Karl has never met fellow Californian Lydia Motyka, who has also played a crucial role in the CJK Project. Lydia lives in San Francisco, and works for Innovative Interfaces, the Californian company which won the tender to supply the library software for the CJK System. Lydia's electronic correspondence with the CJK Project staff at the National Library has sometimes included several messages in a single day as she has guided them through the process of choosing software options and testing data loads. Lydia adds yet another cultural dimension to the CJK Project. Born in Rochester, New York, to Lithuanian immigrants, she spoke Lithuanian as her first language. Lydia learned English at primary school, while continuing to absorb Lithuanian language and culture through activities in the Lithuanian community and at Saturday school. Lydia also speaks German, having spent a year as an exchange student at the Mozart Gymnasium in Wurzburg, Germany.

Does communication breakdown ever occur, with people from such different backgrounds communicating by electronic mail, in English? The only case of genuine misunderstanding occurred in late 1995, when the CJK Project team at the National Library received a surprising message from Chong Chiah Jen in Singapore.
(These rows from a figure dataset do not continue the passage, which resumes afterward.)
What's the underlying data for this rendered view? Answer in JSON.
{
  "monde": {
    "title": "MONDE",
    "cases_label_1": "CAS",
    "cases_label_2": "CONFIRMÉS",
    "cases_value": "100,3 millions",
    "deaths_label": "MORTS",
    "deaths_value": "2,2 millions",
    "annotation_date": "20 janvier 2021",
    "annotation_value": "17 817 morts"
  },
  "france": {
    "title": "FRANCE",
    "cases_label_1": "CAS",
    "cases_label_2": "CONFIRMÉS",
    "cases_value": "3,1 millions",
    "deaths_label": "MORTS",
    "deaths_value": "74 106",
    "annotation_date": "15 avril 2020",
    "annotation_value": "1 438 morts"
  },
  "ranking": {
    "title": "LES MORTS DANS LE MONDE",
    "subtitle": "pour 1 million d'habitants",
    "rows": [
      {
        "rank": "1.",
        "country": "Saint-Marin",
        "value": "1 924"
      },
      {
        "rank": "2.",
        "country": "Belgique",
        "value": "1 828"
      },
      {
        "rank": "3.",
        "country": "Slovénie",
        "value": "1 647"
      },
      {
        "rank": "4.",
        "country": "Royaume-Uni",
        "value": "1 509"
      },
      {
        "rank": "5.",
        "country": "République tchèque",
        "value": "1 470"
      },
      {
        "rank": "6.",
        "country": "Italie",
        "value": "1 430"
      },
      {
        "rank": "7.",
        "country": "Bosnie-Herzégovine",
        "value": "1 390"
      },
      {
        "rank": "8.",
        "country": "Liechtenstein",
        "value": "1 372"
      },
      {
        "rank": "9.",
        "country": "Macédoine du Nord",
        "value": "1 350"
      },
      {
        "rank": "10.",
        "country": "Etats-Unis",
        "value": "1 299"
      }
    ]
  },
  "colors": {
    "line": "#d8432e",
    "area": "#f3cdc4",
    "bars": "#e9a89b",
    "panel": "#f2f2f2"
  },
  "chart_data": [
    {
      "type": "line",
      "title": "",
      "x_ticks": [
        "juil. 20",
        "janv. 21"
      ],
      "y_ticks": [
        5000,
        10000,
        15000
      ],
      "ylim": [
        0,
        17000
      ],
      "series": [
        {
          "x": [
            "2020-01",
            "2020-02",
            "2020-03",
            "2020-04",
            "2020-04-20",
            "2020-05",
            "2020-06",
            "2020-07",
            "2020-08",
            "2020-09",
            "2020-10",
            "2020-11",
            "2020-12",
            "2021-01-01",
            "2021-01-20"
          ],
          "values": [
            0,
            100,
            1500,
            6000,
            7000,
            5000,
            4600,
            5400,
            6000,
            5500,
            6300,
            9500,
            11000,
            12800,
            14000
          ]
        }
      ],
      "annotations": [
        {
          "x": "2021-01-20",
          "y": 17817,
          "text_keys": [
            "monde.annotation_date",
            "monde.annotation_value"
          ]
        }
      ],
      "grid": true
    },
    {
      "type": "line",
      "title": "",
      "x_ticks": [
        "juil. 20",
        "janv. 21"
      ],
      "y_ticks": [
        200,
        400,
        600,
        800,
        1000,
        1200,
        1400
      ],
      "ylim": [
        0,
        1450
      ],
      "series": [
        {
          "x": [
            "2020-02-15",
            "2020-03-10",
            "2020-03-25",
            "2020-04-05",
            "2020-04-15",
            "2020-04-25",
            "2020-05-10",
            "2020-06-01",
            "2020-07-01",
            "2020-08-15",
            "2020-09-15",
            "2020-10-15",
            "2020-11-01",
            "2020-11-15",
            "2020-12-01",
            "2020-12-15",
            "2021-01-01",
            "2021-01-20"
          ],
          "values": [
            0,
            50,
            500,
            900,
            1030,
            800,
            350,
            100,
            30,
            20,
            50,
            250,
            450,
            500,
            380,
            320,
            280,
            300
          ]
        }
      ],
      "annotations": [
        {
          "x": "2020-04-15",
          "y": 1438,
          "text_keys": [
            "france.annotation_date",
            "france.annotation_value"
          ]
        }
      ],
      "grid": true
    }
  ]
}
The message, as we read it at our end, said that Chiah Jen would deliver a particular enhancement which we had requested in 2096. In 2096? We were puzzled-was this a polite Singaporean way of telling us that what we had requested was impossible? Or a sarcastic put-down? Or did the Institute of Systems Science engage in long-term planning beyond the imagination of Australian planners? Politely, we sent a return email message querying the date. Chiah Jen's reply asked us to look more closely at the original message. He had in fact typed 2Q96, meaning a delivery date in the second quarter of 1996, which on our email display looked very like 2096. Chiah Jen was not at all offended by the misunderstanding; in fact he speculated cheerfully on how old he would be in 2096. In terms of job security, it would have been a record.
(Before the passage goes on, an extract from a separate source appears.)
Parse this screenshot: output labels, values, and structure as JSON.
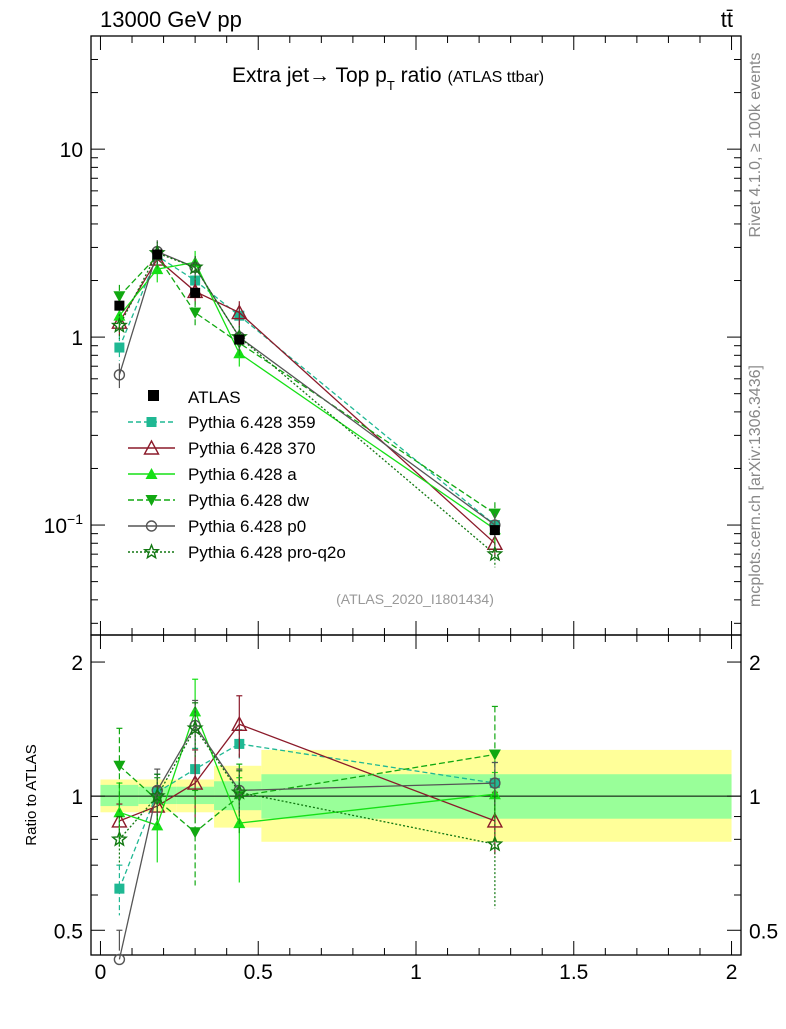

As manager of the CJK Project, I can lay claim only to a very ordinary Brisbane background, and no language skills apart from English and some French. It has been a wonderful experience working with people from all over the world with such rich cultural backgrounds, and I am very grateful to the Australian immigration policy which welcomed Yumiko, CP, Murthy and Tien to Australia-without them, there would have been no CJK Project. I am also grateful for the existence of the Internet, which has allowed this international team to work so efficiently to implement a project of international significance.

Linda Groom has been the Project Manager of the CJK Project at the National Library since 1993.